La società pubblica Leonardo spa sta uscendo da Industria Italiana Autobus, ormai prossima alla privatizzazione. Invece di investire in un asset strategico per la mobilità sostenibile si preferisce puntare sulla produzione militare. Da Jacobin Italia.

«This one is dedicated to the suit-wearing arms dealers». Questa è dedicata ai trafficanti d’armi in giacca e cravatta. Così recita il brano nel video in cui gli attivisti di Palestine Action tagliano dei cavi internet per sabotare uno stabilimento che produce componenti per i jet da combattimento destinati a Israele.

La fabbrica in questione appartiene a Leonardo S.p.A., una società pubblica italiana partecipata al 30% dal Ministero dell’Economia e delle Finanze e che primeggia nel settore della difesa, dell’aerospazio e della sicurezza. Già nel 2020 il Forum Disuguaglianze denunciava come lo Stato non sfruttasse simili partecipazioni – di fatto, comprendenti il grosso delle poche grandi aziende innovative rimaste nel paese – per orientare la transizione a un’economia socialmente ed ecologicamente sostenibile. Ma con Leonardo e Fincantieri, abbiamo esempi di imprese a partecipazione pubblica che negli anni hanno addirittura spostato il baricentro del loro business verso il settore militare (in stridente contrasto con la Costituzione), allontanandosi da quello civico e navale.

Da ultimo, Leonardo sta uscendo anche da Industria Italiana Autobus, oramai prossima alla privatizzazione – a cui si aggiungono quelle annunciate di PosteItaliane, Eni ed Enel – e contribuendo a lasciare a un destino incerto quello che poteva essere un campione italiano nella produzione di autobus e un asset strategico per la mobilità sostenibile in Italia.

La privatizzazione di Industria Italiana Autobus

Industria Italiana Autobus (Iia) è un caso esemplare di come lo Stato possa salvare una produzione strategica, farla ripartire, per poi disinteressarsene totalmente, rinunciando a investimenti di lungo periodo o a delineare una direzione precisa su volumi da produrre, nuovi modelli da prototipare, o tecnologie da promuovere per cogliere la transizione alla mobilità elettrica.

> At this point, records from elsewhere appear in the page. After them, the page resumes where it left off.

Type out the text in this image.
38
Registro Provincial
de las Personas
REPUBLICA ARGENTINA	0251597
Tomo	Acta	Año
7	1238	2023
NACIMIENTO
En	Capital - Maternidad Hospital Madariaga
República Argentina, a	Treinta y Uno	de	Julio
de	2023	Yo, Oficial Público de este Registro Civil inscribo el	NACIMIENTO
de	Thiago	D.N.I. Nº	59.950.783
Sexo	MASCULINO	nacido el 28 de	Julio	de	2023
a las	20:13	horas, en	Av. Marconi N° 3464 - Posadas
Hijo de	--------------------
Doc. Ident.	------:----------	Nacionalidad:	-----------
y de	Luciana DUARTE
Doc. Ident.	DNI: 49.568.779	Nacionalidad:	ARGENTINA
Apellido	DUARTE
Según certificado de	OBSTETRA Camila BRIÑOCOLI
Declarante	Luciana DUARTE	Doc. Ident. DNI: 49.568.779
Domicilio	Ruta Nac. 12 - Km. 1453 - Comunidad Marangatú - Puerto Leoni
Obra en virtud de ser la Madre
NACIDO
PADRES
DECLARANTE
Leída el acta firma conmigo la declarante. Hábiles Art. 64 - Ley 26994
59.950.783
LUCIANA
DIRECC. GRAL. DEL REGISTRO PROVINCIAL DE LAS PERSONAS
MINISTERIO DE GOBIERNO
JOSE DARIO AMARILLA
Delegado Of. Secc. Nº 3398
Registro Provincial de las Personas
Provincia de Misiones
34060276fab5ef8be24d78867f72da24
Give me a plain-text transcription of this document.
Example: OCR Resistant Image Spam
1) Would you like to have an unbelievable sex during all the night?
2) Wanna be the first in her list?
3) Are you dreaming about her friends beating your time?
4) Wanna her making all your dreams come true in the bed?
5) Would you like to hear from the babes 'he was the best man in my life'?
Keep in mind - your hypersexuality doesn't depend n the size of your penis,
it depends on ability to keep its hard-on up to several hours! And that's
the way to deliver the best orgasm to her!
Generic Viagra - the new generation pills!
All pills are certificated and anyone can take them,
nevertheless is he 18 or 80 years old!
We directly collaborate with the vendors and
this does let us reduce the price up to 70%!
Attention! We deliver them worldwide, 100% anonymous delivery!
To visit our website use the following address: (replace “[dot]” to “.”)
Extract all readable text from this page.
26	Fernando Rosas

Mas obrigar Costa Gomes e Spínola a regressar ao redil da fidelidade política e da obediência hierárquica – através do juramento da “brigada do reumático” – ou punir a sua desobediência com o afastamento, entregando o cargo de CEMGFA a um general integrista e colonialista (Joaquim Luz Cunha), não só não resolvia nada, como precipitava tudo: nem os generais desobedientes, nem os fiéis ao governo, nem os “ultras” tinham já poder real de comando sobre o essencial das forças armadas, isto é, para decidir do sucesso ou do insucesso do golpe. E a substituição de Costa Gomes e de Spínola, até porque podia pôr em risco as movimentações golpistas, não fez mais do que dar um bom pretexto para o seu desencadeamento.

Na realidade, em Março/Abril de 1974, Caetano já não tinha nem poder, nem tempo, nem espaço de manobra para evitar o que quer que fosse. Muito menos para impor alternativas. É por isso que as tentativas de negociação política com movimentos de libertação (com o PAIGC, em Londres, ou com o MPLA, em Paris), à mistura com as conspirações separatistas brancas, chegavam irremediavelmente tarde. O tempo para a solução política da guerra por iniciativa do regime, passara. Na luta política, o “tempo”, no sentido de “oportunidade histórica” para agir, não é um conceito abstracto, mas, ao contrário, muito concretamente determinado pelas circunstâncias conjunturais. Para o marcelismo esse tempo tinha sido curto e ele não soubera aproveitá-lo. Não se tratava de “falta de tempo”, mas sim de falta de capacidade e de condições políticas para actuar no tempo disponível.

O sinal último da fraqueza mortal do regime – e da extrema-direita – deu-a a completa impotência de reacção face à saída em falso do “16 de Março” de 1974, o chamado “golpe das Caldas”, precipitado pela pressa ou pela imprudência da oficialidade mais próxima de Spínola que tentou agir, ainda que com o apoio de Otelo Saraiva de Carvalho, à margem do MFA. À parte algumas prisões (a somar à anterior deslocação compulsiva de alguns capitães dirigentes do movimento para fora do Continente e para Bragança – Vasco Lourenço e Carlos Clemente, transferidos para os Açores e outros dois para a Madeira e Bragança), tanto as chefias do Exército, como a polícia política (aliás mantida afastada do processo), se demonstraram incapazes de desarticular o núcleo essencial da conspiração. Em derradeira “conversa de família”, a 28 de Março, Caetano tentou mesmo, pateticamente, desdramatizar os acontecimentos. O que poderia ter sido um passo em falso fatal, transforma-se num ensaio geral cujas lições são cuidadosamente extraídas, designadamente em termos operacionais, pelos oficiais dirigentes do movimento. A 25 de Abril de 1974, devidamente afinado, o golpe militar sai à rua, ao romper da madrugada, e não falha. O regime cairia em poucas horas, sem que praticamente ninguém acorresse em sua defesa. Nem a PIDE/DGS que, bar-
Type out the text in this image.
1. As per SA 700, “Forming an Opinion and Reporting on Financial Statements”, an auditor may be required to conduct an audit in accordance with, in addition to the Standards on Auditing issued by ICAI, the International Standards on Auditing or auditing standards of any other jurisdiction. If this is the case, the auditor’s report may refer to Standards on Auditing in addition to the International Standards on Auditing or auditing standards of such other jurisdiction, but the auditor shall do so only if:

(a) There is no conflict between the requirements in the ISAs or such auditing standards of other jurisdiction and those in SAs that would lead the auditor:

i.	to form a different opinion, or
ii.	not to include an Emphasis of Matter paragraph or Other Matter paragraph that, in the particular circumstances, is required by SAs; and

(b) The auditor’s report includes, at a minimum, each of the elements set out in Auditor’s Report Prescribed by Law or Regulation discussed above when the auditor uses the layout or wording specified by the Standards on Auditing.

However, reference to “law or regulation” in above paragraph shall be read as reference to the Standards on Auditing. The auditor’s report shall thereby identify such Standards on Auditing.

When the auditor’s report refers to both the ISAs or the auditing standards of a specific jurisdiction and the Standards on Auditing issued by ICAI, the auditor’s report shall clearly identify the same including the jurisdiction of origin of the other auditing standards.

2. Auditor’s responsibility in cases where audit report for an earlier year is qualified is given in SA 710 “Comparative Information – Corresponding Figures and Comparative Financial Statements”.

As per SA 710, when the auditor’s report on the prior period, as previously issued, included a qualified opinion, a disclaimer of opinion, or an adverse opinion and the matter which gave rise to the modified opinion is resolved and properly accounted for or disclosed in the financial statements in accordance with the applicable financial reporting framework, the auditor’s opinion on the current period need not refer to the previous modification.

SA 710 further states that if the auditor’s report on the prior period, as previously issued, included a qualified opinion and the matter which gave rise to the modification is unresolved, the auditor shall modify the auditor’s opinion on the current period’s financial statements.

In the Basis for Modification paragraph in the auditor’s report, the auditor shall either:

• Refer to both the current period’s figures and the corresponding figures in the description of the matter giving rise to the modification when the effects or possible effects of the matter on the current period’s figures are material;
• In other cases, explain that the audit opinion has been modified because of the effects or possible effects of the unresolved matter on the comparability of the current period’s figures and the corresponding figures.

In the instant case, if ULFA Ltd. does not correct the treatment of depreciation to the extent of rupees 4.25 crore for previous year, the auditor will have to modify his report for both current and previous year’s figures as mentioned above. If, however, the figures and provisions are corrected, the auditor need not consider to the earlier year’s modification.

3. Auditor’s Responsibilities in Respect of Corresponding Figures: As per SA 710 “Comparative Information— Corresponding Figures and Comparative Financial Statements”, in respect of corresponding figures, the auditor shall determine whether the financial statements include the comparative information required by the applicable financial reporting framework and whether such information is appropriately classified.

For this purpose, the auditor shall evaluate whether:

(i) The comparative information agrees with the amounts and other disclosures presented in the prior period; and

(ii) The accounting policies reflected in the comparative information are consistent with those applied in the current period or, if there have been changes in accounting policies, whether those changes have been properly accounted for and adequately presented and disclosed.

Iia è anche una storia di fusioni e accorpamenti di pezzi del settore automobilistico italiano lasciati a sé stessi. Nasce dall’unione della fabbrica Irisbus (ex Fiat-Iveco) a Flumeri (Avellino) – che l’allora Ad Fiat Sergio Marchionne decide di chiudere nel 2012 perché «non ha mai guadagnato una lira nella sua storia» – con la ex BredaMenarinibus, a sua volta nata dalla fusione di realtà produttive che hanno fatto la storia del settore automobilistico italiano. 

La Menarini di Bologna, per esempio, nasce a inizio Novecento come fornitore di componenti per Fiat, per poi lanciarsi nella produzione di mezzi di trasporto pubblico, scrivendo la storia dell’autobus italiano ed europeo e scandendone l’evoluzione tecnologica. Negli anni Ottanta, lo stabilimento di via San Donato occupava 850 dipendenti e produceva 1.000 unità all’anno su 16 modelli base e numerose varianti, a dimostrazione di una considerevole capacità di saper progettare nuovi prodotti. Fa impressione sapere che a metà anni Novanta, dopo la fusione con Breda e la conseguente nascita di BredaMenarinibus, venissero già lanciati autobus a metano, minibus a trazione elettrica e autobus ibridi, con incredibile anticipo sui futuri orientamenti della domanda verso veicoli con emissioni ridotte. «La mobilità sostenibile parla italiano, dal 1919», si legge in una pagina di archivio sul sito di Iia.